シモーヌ ---S1M0NE

つくる映画が鳴かず飛ばずで、監督生命の危機に追い込まれた売れない落ち目の映画監督タランスキー。売れっ子女優に作品への出演を取り消され、苦肉の策でCGで完璧な女優を作り上げるんだけど、この女優、シモーヌが爆発的に人気が出てしまう。

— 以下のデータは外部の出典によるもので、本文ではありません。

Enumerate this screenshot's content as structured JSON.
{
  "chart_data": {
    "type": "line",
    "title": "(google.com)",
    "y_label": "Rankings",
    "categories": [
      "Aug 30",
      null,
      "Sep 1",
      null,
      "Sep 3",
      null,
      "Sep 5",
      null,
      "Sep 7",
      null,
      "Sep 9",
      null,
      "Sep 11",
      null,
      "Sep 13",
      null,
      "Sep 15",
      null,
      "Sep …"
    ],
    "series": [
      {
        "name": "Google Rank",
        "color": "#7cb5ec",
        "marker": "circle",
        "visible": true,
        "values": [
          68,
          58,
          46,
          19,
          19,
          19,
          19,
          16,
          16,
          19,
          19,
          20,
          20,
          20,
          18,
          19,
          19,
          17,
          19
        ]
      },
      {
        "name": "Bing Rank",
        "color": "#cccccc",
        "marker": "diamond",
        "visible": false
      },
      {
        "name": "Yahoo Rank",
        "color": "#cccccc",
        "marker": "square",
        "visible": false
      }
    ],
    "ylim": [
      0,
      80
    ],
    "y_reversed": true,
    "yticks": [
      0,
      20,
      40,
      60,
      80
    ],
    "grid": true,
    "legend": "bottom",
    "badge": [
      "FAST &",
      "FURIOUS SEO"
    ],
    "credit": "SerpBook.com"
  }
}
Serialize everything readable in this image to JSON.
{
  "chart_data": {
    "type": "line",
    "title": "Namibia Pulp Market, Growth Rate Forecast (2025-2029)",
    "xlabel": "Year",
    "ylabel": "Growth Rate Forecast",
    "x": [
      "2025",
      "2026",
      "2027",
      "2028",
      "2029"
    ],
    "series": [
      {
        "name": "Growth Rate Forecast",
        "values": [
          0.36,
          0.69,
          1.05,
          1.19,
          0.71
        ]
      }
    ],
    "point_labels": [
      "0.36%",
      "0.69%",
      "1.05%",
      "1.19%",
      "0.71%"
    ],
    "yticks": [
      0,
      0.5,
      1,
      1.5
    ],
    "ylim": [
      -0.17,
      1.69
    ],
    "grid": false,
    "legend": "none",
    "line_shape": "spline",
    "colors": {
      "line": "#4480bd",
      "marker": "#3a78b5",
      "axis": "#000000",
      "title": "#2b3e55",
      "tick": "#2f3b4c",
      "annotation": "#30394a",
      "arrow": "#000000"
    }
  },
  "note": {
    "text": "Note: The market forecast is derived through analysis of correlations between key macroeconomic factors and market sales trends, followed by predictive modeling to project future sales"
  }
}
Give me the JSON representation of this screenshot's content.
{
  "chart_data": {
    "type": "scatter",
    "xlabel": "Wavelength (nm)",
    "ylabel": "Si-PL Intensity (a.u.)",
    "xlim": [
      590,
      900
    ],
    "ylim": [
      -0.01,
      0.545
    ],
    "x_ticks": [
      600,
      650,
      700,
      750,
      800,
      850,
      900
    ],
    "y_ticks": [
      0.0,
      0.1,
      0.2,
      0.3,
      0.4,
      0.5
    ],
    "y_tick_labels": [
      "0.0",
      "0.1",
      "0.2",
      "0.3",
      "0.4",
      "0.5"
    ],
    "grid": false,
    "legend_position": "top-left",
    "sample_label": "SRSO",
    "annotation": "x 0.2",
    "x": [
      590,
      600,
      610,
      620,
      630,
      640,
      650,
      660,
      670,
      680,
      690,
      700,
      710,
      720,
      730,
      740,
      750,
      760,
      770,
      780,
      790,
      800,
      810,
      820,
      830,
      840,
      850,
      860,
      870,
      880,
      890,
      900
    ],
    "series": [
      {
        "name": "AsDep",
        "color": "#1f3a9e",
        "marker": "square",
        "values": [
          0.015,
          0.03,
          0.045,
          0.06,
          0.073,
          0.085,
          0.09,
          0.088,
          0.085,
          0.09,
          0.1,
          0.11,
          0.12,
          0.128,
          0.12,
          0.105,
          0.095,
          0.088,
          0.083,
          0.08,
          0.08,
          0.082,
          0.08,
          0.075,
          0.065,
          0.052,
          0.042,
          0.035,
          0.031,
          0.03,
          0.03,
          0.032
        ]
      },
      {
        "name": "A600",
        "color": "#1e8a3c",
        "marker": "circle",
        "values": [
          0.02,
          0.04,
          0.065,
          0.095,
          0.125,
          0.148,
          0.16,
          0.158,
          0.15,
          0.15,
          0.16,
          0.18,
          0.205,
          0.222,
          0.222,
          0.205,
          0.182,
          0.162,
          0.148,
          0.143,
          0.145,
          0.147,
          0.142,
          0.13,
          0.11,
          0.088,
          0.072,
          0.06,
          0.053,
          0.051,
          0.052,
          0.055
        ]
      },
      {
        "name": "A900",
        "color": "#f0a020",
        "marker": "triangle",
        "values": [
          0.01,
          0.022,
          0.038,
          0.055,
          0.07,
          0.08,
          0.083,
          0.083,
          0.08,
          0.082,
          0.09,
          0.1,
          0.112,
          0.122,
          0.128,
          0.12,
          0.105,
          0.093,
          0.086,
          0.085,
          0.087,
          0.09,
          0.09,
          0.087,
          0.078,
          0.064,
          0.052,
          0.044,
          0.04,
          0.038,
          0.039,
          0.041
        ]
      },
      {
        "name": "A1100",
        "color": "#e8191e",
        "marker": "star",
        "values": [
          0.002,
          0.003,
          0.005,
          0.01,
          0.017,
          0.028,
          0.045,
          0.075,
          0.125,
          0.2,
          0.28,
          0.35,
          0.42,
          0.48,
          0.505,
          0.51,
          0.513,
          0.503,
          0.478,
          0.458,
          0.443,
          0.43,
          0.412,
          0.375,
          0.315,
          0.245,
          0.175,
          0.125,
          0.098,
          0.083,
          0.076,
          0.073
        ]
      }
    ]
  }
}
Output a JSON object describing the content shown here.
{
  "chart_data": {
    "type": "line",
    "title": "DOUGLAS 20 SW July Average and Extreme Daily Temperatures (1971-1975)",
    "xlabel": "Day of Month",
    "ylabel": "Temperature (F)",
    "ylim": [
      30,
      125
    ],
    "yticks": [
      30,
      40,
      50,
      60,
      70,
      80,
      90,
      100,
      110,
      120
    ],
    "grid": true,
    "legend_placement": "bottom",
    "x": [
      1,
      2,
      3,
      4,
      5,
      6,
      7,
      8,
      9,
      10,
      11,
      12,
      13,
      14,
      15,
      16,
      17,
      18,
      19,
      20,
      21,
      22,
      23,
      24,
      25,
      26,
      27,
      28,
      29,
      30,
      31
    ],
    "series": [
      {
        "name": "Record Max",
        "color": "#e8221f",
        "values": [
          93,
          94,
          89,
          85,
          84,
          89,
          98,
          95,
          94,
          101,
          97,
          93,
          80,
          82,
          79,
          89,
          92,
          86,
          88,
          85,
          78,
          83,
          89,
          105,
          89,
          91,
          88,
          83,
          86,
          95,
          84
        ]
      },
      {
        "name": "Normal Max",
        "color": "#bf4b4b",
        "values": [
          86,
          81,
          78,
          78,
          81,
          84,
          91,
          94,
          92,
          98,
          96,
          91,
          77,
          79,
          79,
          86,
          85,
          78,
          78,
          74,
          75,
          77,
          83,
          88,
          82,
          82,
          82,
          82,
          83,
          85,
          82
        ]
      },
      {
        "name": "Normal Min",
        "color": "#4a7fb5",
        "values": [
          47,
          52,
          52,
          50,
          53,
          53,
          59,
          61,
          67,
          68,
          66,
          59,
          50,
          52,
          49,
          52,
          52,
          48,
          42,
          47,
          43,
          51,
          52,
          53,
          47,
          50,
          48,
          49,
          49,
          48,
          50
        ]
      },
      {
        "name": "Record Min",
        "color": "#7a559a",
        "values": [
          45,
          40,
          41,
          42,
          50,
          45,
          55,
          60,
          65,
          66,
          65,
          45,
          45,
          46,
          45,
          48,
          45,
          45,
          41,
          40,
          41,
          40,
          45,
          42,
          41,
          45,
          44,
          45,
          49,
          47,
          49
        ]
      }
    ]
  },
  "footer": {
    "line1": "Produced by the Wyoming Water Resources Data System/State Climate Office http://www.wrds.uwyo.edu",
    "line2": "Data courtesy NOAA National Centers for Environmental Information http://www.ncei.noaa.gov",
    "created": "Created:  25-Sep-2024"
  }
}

ずっと前から観ようと思っていたんだけど、先延ばしになっていた作品。
よかったです。まず全体的なストーリーの組み立てがしっかりしていて、心情の変化にも違和感がない。あの手この手でシモーヌの正体を隠そうとするタランスキーが、すごく間抜けで情けないんだけど憎めない。元妻や娘との絡みも、シモーヌを追い回すマスコミとの闘い(?)も、すごく気持ちいい笑いを誘います。アルパチーノは情けない男の役がかなしいくらいはまっていたし、レイチェル・ロバーツも役にぴったり。出番は少ないけどわがまま女優役のウィノナ・ライダーもいい感じに存在感を発揮して、すごくバランスのとれた映画だとも思う。マスコミ風刺、というか映画界をちょっと皮肉ってる感じがすると思ったら、「トゥルーマン・ショー」と同じ脚本・監督さんなんだそう。ちょっと納得。「トゥルーマン・ショー」もかなり面白かったから、アンドリュー・ニコルはあたしの好みなのかも。